Currently cyber is a challenge for modern business leaders, particularly in an environment in which more people are working remotely online. COVID has seen the mass evolution of the Remote Office and Branch Office (ROBO) and protecting distributed data and systems for robust business continuity is becoming a challenge. Not only do we need to provide the services and products of our business – now business operators are meant to become technology and security experts as well, and do this without adding risk or financial pressure onto the business.
What are some easy ways a businesses can start protecting themselves
Install software updates – Patches add new features to software, but also they often fix security vulnerabilities.
Backup of key data. Have a backup of key data including email. Therefore if any malicious attacks occur, a backup can be restored.
Implement multifactor authentication (MFA or 2FA).
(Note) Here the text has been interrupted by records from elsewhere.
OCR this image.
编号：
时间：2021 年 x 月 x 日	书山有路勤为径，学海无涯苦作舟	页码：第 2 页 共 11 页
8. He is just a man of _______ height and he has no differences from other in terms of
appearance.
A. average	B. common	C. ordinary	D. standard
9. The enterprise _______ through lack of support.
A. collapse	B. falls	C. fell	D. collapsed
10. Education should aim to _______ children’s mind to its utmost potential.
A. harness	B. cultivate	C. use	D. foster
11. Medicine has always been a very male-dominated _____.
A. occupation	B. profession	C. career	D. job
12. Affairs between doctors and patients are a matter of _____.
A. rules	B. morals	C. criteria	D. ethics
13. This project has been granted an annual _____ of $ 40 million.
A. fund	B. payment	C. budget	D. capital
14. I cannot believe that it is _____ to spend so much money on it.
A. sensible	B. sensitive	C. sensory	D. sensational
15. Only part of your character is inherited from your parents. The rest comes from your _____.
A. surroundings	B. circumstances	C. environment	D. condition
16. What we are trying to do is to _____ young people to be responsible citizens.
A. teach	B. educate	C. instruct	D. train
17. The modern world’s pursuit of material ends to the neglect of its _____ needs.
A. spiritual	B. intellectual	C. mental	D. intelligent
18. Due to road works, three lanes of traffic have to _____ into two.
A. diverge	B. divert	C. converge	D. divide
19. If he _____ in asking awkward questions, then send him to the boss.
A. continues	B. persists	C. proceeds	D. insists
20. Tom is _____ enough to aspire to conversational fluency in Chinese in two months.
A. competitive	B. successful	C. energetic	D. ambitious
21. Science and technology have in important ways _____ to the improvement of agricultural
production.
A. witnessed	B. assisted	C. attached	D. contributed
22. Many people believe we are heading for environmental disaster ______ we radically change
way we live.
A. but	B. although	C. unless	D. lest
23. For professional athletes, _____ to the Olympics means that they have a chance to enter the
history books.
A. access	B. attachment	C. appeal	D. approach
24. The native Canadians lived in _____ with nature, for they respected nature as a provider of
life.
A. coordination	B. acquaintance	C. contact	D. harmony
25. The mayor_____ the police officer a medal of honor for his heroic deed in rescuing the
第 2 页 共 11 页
With privacy and customer information access and security becoming a legal requirement, anyone who logs in to your system will need to provide something else on top of their username and password, to verify that they are who they say they are.
Implement security awareness training for users. Train your staff to know what to look out for. Make sure they understand what to do in certain circumstances.
Secure your network and think about the connections both going in and going out of your business network when you start thinking about how to secure it.Put Antivirus and key technology tools on all devices.
Some other key items to note with new Privacy laws coming into play
Create a Plan for when things go wrong!
Only collect the data you really need and be clear on why you need the information you have
Conduct penetration testing and disaster recovery planning initiatives every quarter.
So what next?
Privacy and Security is continually developing. Government regulations will change as we are seeing. Malicious activity will continue to evolve with Artificial intelligence and Machine learning, meaning that the ‘good guys’ will need to be smarter and quicker.
Cyber security specialists will be one of the hot jobs in the coming years. Not only do we need to be smarter than the ‘bad guys’, we need to take cybersecurity to a much more granular level to all our IT systems, we also need to rapidly ramp up the number of experts we have in the field. We need to encourage more students to take up cybersecurity as a discipline as they think about career paths and getting into the workforce.
It’s the IT community’s responsibility to ensure clients are protected against cyber threats, and we are striving to bring standards to small business New Zealand.